Trump began with abbreviated, superlative descriptions, sentence after sentence, to further connect with his followers. “This is really beautiful. Fantastic. People of this country are incredible. Country has to get away from political correctness. The audience agreed, and then he set after their common enemy — the media.
KILL THE MESSENGER
He pointed to the television crews on their elevated stand, and bragged that they know that he is the story and that’s why they follow him everywhere, and when he said, “Look at the press,” his words were greeted with loud booing.
Now that he had the people firmly with him, he continued to deride the press by reaffirming that “The press is really dishonest,” before modifying that belief and saying, “The media is mostly dishonest, and the Des Moines Register is terrible.”
At the moment, there was a noisy confrontation within the crowd, and many of the media members in the pen, hurriedly chased after what could be another disruption story. Trump said, “Bye. Bye. Anytime when there’s a problem.”

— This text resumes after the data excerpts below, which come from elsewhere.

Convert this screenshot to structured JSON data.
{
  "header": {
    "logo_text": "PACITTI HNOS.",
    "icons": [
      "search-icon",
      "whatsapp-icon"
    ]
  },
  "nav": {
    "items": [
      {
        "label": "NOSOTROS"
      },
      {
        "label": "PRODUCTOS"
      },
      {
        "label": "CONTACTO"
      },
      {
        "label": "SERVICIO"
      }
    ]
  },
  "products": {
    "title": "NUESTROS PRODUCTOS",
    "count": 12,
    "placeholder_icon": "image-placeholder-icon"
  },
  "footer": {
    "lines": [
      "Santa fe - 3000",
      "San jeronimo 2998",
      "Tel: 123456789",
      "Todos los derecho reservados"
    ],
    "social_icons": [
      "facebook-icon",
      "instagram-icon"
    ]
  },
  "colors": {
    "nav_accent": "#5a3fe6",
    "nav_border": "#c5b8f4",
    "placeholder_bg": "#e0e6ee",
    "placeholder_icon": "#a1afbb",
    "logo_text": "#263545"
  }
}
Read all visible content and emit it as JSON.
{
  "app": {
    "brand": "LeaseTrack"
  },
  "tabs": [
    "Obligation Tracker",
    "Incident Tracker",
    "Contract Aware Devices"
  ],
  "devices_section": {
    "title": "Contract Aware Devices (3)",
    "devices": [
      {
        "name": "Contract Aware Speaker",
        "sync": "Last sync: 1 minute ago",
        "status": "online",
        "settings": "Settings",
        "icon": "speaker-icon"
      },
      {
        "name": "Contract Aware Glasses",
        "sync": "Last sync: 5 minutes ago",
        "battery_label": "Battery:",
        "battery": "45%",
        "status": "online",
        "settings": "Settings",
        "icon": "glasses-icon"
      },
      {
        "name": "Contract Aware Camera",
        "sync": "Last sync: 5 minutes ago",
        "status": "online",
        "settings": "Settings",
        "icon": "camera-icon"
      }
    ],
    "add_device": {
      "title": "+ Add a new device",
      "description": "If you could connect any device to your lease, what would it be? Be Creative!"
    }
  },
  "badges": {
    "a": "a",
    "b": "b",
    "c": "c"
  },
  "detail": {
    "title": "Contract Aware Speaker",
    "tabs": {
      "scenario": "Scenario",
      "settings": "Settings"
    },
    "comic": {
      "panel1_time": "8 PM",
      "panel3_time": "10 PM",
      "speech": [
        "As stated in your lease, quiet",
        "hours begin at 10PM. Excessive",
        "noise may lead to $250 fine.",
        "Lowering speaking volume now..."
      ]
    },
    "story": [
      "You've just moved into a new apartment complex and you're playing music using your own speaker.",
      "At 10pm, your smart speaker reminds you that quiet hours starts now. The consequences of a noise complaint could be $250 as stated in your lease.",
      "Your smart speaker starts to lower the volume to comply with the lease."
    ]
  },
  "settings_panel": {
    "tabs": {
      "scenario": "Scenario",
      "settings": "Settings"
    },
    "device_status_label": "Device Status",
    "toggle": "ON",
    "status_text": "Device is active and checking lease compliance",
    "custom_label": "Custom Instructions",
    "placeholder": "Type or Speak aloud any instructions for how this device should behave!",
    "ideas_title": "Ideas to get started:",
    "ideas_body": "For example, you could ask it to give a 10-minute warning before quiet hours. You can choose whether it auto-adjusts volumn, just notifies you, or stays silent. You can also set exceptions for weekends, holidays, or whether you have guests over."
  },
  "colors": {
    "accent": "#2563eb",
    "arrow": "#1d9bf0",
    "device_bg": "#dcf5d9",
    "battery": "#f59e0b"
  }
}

At that time, our main problem was having to stand with neither any relief for our tired, aching feet, nor for the guaranteed bombast that would go on endlessly that night, and last until the primaries are over.
I have the memory of the Trump rally in my mind, along with six Trump buttons to mail to people I know who support other candidates, which is most of the people that I know.
In 1933, Paul Joseph Goebbels became the Reich Minister of Propaganda for the Nazi Party and its leader. There is probably no correlation between his efforts and those of campaign managers today.
BERNIE & DONALD
I will give credit to the Trumpsters for stimulating such deep devotion for their candidate, much the same as Bernie Sanders has done with his followers. I have sent a small check or two to Bernie, and occasionally wear my Bernie button. I won’t be wearing a Donald button, but realize that by buying his buttons as gifts, I have inadvertently contributed to his campaign. I have assuaged that effort, with my doubts that Donald will not be on the November 8, 2016 Presidential ballot.